Comment 6 for bug 1221608

Revision history for this message
Roel Van de Paar (roel11) wrote :

I think we located the problem for this, and it looks like it was RQG yy (sql) grammar related:

PAST: SET GLOBAL thread_pool_max_threads = zero_to_thousand
NOW: SET GLOBAL thread_pool_max_threads = hundred_to_thousand

zero_to_thousand:
        0 | 1 | 2 | 10 | 100 | 150 | 200 | 250 | 300 | 400 | 500 | 600 | 650 | 700 | 800 | 900 | 999 | 1000 ;

hundred_to_thousand:
        100 | 150 | 200 | 250 | 300 | 400 | 500 | 600 | 650 | 700 | 800 | 900 | 999 | 1000 ;

If the issue is seen again, it's different (i.e. 100 should be plenty, with a maximum of --threads=25 in RQG)

However, even if this be the cause, the problem is that mysqld just completely freezes/locks up and there is nothing one can do with it. The only and last message shown is "Threadpool has been blocked for 30 seconds" and then it just sits there (with the one possible exception of shutdown working correctly as per the log above, but this would need re-verification).

If this is the way that threadpool locks up the server, then maybe the error message should be repeated regularly at the very least, so it's more clear what is happening), or maybe another timeout of some sort would be an idea?
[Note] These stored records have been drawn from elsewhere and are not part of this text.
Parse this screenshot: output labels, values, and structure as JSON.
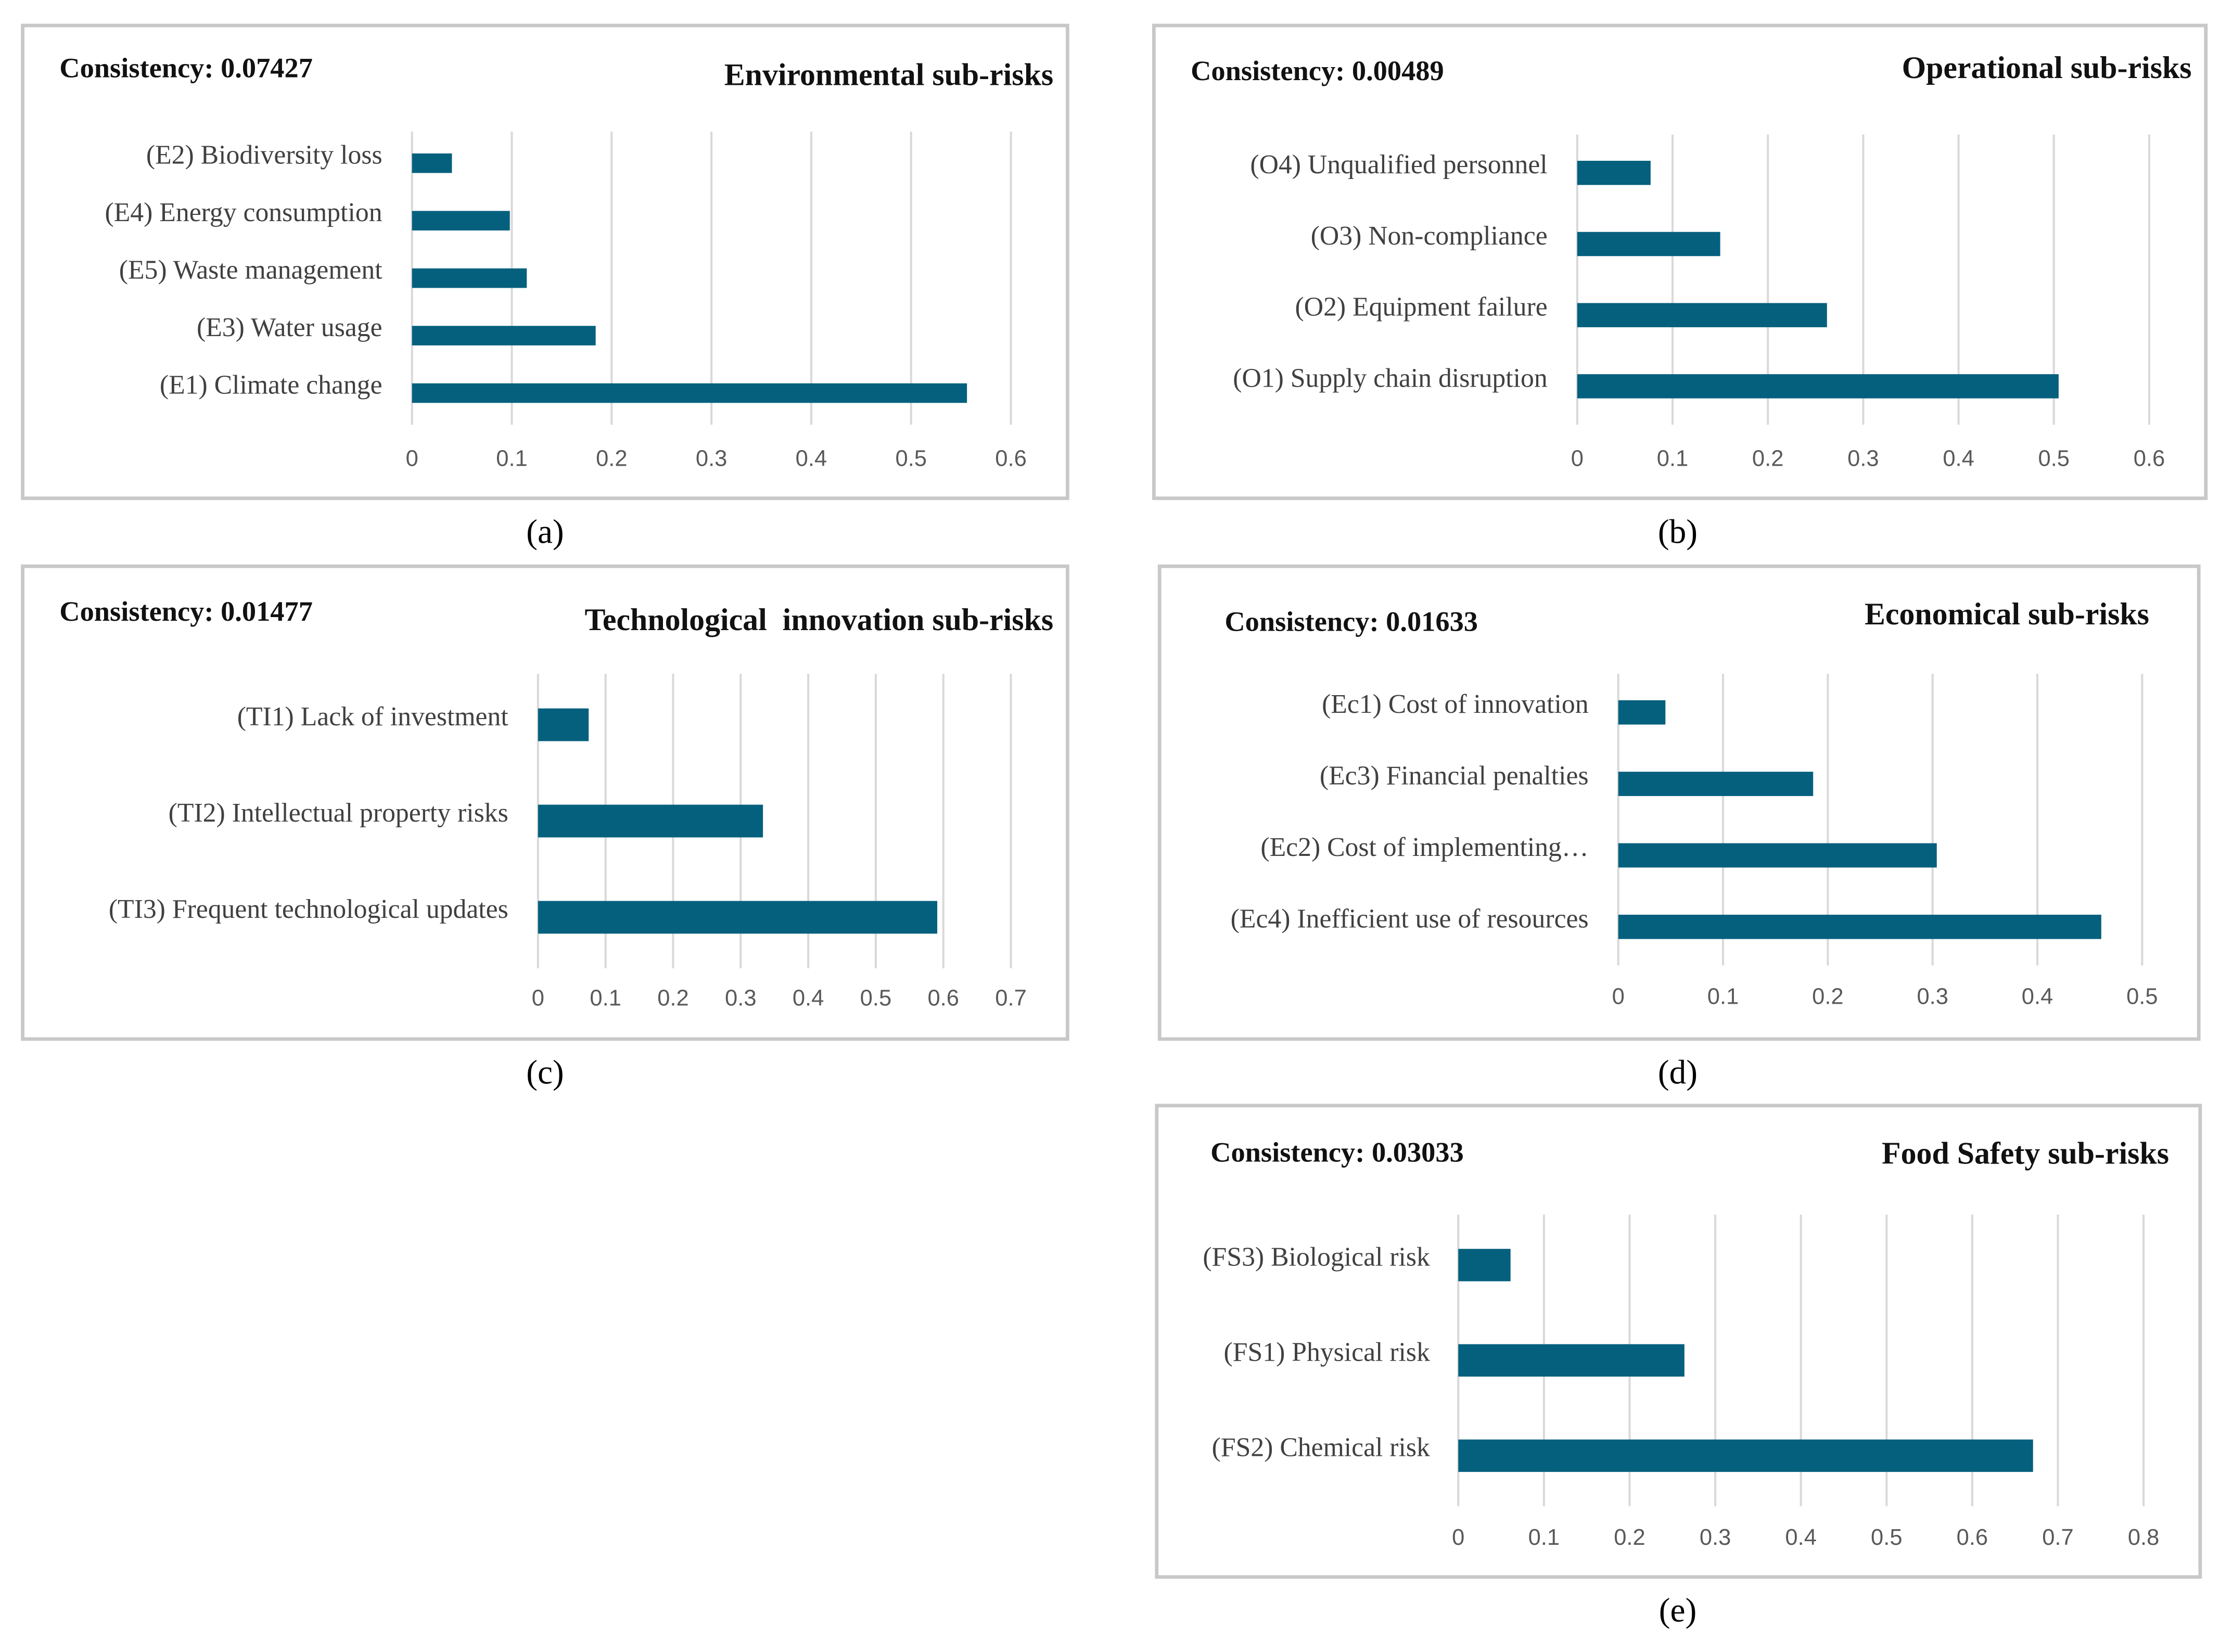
{
  "chart_data": [
    {
      "type": "bar",
      "orientation": "horizontal",
      "title": "Environmental sub-risks",
      "annotation": "Consistency: 0.07427",
      "caption": "(a)",
      "categories": [
        "(E2) Biodiversity loss",
        "(E4) Energy consumption",
        "(E5) Waste management",
        "(E3) Water usage",
        "(E1) Climate change"
      ],
      "values": [
        0.04,
        0.098,
        0.115,
        0.184,
        0.556
      ],
      "color": "#05607e",
      "xlim": [
        0,
        0.6
      ],
      "xticks": [
        0,
        0.1,
        0.2,
        0.3,
        0.4,
        0.5,
        0.6
      ],
      "grid": true
    },
    {
      "type": "bar",
      "orientation": "horizontal",
      "title": "Operational sub-risks",
      "annotation": "Consistency: 0.00489",
      "caption": "(b)",
      "categories": [
        "(O4) Unqualified personnel",
        "(O3) Non-compliance",
        "(O2) Equipment failure",
        "(O1) Supply chain disruption"
      ],
      "values": [
        0.077,
        0.15,
        0.262,
        0.505
      ],
      "color": "#05607e",
      "xlim": [
        0,
        0.6
      ],
      "xticks": [
        0,
        0.1,
        0.2,
        0.3,
        0.4,
        0.5,
        0.6
      ],
      "grid": true
    },
    {
      "type": "bar",
      "orientation": "horizontal",
      "title": "Technological  innovation sub-risks",
      "annotation": "Consistency: 0.01477",
      "caption": "(c)",
      "categories": [
        "(TI1) Lack of investment",
        "(TI2) Intellectual property risks",
        "(TI3) Frequent technological updates"
      ],
      "values": [
        0.075,
        0.333,
        0.591
      ],
      "color": "#05607e",
      "xlim": [
        0,
        0.7
      ],
      "xticks": [
        0,
        0.1,
        0.2,
        0.3,
        0.4,
        0.5,
        0.6,
        0.7
      ],
      "grid": true
    },
    {
      "type": "bar",
      "orientation": "horizontal",
      "title": "Economical sub-risks",
      "annotation": "Consistency: 0.01633",
      "caption": "(d)",
      "categories": [
        "(Ec1) Cost of innovation",
        "(Ec3) Financial penalties",
        "(Ec2) Cost of implementing…",
        "(Ec4) Inefficient use of resources"
      ],
      "values": [
        0.045,
        0.186,
        0.304,
        0.461
      ],
      "color": "#05607e",
      "xlim": [
        0,
        0.5
      ],
      "xticks": [
        0,
        0.1,
        0.2,
        0.3,
        0.4,
        0.5
      ],
      "grid": true
    },
    {
      "type": "bar",
      "orientation": "horizontal",
      "title": "Food Safety sub-risks",
      "annotation": "Consistency: 0.03033",
      "caption": "(e)",
      "categories": [
        "(FS3) Biological risk",
        "(FS1) Physical risk",
        "(FS2) Chemical risk"
      ],
      "values": [
        0.061,
        0.264,
        0.671
      ],
      "color": "#05607e",
      "xlim": [
        0,
        0.8
      ],
      "xticks": [
        0,
        0.1,
        0.2,
        0.3,
        0.4,
        0.5,
        0.6,
        0.7,
        0.8
      ],
      "grid": true
    }
  ]
}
There is another oddity: as per chats with Laurynas, when a 'thread apply all bt' is executed in gdb against a server hanging like this, only a single thread is shown. Here is also an important question: is the server still actually doing something, or not? (I.e. are the "other" live threads still live?). Can development team have a look into adding an MTR testcase for this? Should be relatively easy with a low thread_pool_max_threads setting + a larger set of executing threads matched with DEBUG_SYNC if so required.

As the last question, if it's true, would be a critical one (i.e. server not processing anything in the locked up state), I will mark this bug as critical and 56qual until we can prove otherwise.